L’Américaine Venus Williams a remporté samedi le tournoi de tennis de Wimbledon, en battant dans une finale somptueuse et longtemps incertaine sa compatriote Lindsay Davenport 4-6, 7-6 (7/4), 9-7, quatre ans après son dernier titre sur le gazon londonien.

Venus Williams, tête de série N.14, s’offre ainsi le cinquième Grand Chelem de sa carrière, pour sa onzième finale. Elle avait réussi le doublé Wimbledon-US Open en 2000 et 2001. A 25 ans, elle succède à Maria Sharapova, victorieuse l’an passé à 17 ans.

L’aînée de la famille Williams, qui disputait sa cinquième finale en six ans à Wimbledon, ayant été battue par sa soeur Serena en 2002 et 2003, avait d’ailleurs éliminé en demi-finale la jeune Russe.

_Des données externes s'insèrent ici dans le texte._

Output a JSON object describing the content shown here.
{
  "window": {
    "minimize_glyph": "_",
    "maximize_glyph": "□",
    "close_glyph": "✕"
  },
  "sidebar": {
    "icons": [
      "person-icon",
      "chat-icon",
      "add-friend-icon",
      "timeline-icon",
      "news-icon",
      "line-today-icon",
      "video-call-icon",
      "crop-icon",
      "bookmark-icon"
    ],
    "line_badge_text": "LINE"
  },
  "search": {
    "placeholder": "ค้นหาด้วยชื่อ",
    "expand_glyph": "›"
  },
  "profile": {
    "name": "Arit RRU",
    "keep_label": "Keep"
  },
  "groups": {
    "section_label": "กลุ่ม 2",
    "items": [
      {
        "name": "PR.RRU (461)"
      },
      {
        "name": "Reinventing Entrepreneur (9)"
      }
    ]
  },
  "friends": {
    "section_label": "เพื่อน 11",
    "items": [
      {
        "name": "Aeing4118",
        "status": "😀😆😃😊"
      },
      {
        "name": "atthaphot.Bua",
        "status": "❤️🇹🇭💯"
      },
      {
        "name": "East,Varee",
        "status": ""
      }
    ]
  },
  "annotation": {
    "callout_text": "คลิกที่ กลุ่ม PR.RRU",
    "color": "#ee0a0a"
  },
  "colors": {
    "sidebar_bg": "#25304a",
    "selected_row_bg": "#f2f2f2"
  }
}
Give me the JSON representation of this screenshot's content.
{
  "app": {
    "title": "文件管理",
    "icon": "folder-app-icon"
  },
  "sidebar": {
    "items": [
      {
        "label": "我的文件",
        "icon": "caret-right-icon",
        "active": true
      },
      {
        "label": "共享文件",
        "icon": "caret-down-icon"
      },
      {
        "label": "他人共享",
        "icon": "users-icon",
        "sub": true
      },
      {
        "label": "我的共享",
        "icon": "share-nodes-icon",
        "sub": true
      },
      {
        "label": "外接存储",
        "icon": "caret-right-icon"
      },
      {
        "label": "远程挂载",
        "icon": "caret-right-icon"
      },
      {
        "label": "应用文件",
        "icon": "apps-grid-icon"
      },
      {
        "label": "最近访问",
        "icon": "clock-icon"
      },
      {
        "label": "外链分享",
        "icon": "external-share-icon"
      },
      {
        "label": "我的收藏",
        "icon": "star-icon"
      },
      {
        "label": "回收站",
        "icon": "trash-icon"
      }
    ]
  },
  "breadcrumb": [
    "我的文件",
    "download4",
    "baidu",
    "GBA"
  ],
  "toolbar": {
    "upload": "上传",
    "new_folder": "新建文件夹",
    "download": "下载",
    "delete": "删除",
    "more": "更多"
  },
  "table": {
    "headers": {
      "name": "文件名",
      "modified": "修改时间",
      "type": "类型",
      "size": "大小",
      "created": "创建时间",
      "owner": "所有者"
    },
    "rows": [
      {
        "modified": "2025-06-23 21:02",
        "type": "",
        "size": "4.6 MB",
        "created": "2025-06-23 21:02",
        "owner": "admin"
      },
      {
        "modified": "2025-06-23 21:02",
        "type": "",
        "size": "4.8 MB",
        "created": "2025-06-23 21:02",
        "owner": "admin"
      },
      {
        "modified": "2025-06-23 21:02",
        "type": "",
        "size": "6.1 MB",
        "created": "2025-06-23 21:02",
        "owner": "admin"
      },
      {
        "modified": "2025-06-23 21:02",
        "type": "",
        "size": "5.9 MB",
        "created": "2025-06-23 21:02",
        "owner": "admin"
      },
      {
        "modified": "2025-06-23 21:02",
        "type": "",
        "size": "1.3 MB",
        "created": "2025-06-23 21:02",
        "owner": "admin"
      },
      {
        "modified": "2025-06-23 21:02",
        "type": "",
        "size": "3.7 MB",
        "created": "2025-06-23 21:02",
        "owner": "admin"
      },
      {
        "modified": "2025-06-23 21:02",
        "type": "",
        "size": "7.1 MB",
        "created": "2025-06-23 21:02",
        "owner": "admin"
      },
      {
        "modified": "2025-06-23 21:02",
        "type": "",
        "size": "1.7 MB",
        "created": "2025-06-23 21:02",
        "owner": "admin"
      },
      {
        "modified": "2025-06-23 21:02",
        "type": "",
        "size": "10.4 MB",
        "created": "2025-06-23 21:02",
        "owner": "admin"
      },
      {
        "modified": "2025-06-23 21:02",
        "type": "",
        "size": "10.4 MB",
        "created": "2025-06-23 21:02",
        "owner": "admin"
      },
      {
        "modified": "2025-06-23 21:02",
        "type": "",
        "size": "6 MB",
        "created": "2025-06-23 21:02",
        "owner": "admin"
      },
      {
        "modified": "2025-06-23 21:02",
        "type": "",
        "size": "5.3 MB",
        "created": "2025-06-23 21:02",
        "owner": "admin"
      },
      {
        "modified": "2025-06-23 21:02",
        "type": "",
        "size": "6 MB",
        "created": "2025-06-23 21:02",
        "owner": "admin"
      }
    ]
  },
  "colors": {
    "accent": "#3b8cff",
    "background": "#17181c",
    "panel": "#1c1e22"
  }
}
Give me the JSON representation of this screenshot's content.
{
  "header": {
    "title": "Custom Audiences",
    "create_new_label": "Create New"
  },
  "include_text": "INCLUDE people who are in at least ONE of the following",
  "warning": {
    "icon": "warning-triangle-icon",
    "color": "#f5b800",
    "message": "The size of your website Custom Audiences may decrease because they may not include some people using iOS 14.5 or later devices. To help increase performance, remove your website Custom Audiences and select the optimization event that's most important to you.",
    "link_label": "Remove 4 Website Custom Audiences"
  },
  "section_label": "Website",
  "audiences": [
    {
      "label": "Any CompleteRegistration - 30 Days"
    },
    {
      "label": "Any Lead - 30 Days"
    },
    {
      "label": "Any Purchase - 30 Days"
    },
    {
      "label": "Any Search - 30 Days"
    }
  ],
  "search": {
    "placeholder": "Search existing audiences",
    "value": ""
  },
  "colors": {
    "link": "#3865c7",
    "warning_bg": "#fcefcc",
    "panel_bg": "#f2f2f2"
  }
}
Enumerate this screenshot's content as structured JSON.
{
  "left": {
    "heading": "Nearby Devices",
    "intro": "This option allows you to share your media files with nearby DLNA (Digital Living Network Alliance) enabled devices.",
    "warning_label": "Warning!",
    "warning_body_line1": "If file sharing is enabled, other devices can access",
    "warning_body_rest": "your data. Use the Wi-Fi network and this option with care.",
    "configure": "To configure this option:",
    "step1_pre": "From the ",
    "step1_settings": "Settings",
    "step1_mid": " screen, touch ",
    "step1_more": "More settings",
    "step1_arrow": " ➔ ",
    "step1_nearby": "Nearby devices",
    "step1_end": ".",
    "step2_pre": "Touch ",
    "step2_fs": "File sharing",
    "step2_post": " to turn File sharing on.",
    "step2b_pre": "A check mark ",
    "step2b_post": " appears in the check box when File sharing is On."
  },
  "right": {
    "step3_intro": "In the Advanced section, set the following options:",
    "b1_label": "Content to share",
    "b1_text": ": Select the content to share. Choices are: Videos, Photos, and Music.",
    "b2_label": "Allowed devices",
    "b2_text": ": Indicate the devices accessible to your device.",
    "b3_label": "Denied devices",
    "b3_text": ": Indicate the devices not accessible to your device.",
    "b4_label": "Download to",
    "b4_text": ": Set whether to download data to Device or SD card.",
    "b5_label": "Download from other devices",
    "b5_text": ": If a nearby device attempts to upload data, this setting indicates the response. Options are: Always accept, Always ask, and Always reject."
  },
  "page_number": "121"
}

Davenport, N.1 mondiale, qui compte trois Grands Chelems à son palmarès (US Open 1998, Wimbledon 1999 et Open d’Australie 2000), a fini par céder devant le mental de sa compatriote et sa propre fatigue. Davenport n’a jamais battu Venus à Wimbledon, s’inclinant notamment lors de la finale 2000. Samedi, la Californienne a d’abord imposé sa puissance à Williams, malgré le handicap d’avoir dû terminer vendredi sa demi-finale face à la Française Amélie Mauresmo.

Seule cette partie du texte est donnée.